Entretanto a narrativa perde um pouco
o interesse quando trata de eventos mais recentes, tais como os pós Segunda
Guerra Mundial. Os tópicos passam a ser muito específicos ou complexos e mesmo
com o cuidado do autor em clarificar ao máximo tais assuntos, os mesmos acabam
não sendo tão interessantes. O livro, então, tem uma disparidade de qualidade
entre sua primeira e segunda metades. Não acredito que isto seja falta do
autor, ou uma característica exclusiva da estatística. As ciências, de modo
geral, tendem a se tornar muito complexas ou específicas com o seu
desenvolvimento. Na verdade, é bem provável que se tornem tanto complexas
quanto específicas. É o mal da ciência normal, e com a estatística não é
diferente. Assim como outros campos da ciência no início era cheia de inovações
gerais e suas bases, quando vistas agora que já está estabelecida, parecem um
tanto quanto obvias a ponto de pensarmos: “como ninguém descobriu isto antes”? Porém
seu desenvolvimento acarretou em teoria e aplicações um tanto quanto complexas
e de difícil entendimento que acaba por afastar o público comum.
Pessoalmente eu não gostei do
prefácio à edição brasileira. É uma mensagem um tanto quanto seca, onde o autor
cita alguns exemplos esporádicos de pesquisa estatística no Brasil e como isso
de alguma forma se relaciona com o que ele apresenta no seu livro. Soa como
“também existe pesquisa científica no Brasil, embora ninguém se importe”.
Poderia facilmente ser tido como uma ofensa por alguns.
O final do livro é fantástico porque
mostra como o autor, estatístico de renome e apaixonado pela profissão, está
ciente das limitações desta ciência. Ao citar Thomas Kuhn e seu épico “A
estrutura das revoluções científicas” mostra que tem consciência de que um dia
a estatística será vencida por um novo paradigma, assim como esta venceu o
determinismo em quase toda a ciência. O processo de evolução científica é
contínuo. A estatística foi a grande revolução do século XX, mas não reinará absoluta
eternamente. Alguma outra grande revolução acontecerá, cedo ou tarde.

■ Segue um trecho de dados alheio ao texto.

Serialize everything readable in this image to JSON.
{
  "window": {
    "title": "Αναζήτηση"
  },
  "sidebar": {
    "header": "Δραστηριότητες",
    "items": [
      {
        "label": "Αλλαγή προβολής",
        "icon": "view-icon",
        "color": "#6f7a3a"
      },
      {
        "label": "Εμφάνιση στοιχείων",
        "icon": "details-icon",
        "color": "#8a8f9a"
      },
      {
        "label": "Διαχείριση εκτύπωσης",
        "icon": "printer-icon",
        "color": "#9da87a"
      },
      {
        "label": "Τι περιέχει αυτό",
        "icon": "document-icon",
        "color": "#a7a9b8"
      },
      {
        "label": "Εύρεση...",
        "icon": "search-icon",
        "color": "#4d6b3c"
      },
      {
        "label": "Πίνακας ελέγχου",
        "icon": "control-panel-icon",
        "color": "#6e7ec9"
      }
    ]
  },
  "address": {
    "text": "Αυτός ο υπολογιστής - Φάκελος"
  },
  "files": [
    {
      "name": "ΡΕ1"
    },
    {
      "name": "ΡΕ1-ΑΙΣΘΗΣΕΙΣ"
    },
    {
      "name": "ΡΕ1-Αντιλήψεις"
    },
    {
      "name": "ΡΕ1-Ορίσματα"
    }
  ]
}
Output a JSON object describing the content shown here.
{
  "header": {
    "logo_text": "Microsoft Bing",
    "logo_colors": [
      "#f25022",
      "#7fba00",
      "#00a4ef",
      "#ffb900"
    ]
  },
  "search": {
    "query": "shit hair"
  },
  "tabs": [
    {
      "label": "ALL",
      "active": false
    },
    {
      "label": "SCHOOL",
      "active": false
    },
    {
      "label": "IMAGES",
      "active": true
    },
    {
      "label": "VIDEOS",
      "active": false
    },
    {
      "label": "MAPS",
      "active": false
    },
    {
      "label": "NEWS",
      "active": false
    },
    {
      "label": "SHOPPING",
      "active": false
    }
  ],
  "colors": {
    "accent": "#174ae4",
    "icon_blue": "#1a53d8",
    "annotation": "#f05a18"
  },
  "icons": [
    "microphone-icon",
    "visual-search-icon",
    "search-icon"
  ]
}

Mas a
importância que a estatística teve e ainda terá para a humanidade e os grandes
avanços que proporcionou não serão apagados.
Referências
SALSBURG, David. Uma senhora toma chá...: como a estatística revolucionou a ciência no século XX. Tradução José Maurício Gradel; revisão técnica Suzana Herculano-Houzel. Rio de Janeiro: Zahar, 2009.